Assad laid low biding his time until the time was right and exact his revenge on the Muslim brotherhood. In February 1982 after a coalition of revolutionaries published an antigovernment manifesto, the government closed off the city, ordering first an aerial bombardment and then a land invasion by the army. There was a news blackout so details are hazy but it has been estimated that between 15,000 to 25,000 civilians were murdered in the massacre. Many others died in Syria's prisons.
Apparently an example was made of Hama, as there were a lot of revolutionaries in Aleppo as well. Again coming from Canada I can't imagine having a leader who would do such a thing. Honestly no one wants you in power, then get out! Why would you want to inflict all that misery on your own people? I highly doubt dictators are happy people.
Even though we were looking at Hama as only a stopover, we took advantage of our time there to go out and see what we could of the place. It seemed like a nice little place, lots of green park area coupled with outdoor restaurants along the river and tons of people out walking, though it was only Wednesday night.

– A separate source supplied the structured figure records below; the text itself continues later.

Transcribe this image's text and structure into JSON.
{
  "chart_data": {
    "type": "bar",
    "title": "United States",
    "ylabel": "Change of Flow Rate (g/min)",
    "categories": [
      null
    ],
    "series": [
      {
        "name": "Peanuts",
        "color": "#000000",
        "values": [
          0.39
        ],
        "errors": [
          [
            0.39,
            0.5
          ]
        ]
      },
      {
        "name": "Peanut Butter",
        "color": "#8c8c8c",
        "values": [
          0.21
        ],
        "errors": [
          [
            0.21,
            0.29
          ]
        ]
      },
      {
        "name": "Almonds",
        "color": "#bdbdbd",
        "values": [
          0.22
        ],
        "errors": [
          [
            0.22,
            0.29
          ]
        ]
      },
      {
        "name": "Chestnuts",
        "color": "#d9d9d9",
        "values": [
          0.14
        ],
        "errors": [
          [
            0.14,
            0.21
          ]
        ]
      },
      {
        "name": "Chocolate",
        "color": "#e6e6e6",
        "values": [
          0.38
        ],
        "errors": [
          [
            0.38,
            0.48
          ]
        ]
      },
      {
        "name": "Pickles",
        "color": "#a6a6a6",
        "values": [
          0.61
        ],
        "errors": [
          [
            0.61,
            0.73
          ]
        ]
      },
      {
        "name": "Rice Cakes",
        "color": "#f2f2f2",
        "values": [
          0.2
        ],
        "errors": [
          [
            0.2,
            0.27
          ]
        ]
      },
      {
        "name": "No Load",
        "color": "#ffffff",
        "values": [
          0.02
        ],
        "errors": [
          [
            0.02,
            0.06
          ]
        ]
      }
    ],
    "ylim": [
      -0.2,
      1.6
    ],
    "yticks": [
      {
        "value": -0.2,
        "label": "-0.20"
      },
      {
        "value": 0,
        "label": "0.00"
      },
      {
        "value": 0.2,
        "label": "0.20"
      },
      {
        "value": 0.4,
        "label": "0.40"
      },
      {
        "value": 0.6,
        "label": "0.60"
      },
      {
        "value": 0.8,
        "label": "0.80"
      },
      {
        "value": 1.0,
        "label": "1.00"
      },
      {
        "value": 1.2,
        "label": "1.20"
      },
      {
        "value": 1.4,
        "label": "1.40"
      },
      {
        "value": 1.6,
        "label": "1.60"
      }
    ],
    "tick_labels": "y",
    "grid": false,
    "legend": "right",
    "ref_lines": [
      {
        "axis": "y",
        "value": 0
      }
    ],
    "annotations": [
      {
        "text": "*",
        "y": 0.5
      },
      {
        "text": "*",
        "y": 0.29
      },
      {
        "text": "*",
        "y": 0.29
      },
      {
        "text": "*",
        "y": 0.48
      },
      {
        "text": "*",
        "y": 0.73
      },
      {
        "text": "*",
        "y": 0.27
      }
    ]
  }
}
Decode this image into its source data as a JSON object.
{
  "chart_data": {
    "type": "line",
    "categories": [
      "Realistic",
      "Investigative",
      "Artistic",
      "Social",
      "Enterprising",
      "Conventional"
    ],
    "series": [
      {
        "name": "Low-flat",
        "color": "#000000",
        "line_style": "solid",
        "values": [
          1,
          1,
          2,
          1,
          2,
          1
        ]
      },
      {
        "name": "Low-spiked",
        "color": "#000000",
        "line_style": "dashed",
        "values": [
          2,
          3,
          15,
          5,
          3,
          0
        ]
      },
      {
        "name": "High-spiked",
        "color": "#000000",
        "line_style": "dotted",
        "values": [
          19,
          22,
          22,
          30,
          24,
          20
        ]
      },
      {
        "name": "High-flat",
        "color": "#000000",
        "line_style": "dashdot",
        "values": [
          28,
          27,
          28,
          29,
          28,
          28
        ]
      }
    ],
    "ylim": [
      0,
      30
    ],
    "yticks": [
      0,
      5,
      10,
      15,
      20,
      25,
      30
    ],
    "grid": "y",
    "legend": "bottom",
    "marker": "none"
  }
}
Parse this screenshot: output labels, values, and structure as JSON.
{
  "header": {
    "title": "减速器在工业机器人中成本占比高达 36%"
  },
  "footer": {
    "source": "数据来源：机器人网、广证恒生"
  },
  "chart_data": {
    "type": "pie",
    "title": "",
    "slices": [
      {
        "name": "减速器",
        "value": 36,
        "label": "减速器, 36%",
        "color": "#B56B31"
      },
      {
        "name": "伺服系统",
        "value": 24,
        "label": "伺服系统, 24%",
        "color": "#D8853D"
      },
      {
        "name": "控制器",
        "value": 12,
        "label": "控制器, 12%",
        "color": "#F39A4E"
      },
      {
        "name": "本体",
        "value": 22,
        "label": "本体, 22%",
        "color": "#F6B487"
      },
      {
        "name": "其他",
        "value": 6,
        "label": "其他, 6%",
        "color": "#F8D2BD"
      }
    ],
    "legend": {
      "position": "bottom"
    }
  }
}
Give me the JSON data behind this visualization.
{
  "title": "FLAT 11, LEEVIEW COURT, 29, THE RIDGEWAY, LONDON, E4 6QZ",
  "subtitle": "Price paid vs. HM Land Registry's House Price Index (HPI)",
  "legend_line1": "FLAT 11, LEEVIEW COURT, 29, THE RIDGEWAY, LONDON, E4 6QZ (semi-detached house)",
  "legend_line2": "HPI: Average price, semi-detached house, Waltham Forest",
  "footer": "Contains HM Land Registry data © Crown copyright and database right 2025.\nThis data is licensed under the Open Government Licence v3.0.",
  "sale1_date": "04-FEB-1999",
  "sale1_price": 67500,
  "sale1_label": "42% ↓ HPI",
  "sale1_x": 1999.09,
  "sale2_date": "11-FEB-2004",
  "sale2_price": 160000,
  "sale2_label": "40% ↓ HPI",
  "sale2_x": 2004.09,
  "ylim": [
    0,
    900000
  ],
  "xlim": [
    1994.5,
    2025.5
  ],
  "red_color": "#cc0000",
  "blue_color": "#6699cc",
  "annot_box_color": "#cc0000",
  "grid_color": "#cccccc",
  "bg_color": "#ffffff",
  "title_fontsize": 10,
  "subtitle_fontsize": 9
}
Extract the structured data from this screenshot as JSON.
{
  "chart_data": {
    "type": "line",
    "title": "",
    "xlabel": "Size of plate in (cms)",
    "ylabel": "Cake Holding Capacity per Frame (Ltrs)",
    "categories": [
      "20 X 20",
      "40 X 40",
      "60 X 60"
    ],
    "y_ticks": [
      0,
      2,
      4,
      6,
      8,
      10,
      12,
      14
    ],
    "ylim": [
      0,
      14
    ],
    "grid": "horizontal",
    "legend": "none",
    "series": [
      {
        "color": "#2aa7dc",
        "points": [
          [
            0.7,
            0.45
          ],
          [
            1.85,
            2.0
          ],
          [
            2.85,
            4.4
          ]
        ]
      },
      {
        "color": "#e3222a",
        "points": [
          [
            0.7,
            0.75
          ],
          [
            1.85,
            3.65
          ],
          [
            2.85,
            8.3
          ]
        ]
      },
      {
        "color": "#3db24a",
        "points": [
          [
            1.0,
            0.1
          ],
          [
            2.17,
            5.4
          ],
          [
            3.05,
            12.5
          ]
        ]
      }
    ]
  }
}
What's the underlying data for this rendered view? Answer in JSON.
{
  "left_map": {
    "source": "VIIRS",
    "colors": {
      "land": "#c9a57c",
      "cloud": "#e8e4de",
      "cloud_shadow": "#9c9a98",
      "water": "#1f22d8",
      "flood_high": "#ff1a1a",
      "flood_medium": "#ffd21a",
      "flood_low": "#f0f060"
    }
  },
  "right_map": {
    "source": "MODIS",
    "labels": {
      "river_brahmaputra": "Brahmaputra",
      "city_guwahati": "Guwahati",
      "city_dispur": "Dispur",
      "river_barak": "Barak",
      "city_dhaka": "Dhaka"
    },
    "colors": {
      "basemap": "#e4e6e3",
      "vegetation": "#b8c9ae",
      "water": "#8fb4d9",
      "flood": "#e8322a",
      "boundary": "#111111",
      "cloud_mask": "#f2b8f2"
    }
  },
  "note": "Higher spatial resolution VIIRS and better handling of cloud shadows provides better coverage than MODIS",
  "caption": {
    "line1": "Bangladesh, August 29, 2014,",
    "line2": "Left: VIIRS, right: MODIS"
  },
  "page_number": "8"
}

We wandered up and down the streets, sampled some extremely greasy falafel and decided on eating whatever Hama was most famous for- which was an almond flavored cream filled crêpe- although the substance inside was much thicker than cream. We saw the Norias, the famous waterwheels and then retired to our hotel in the evening. We tried to get some sleep but apparently our hotel was on one of the main streets and a few weddings went by to add to the already ludicrous amount of honking. Good night!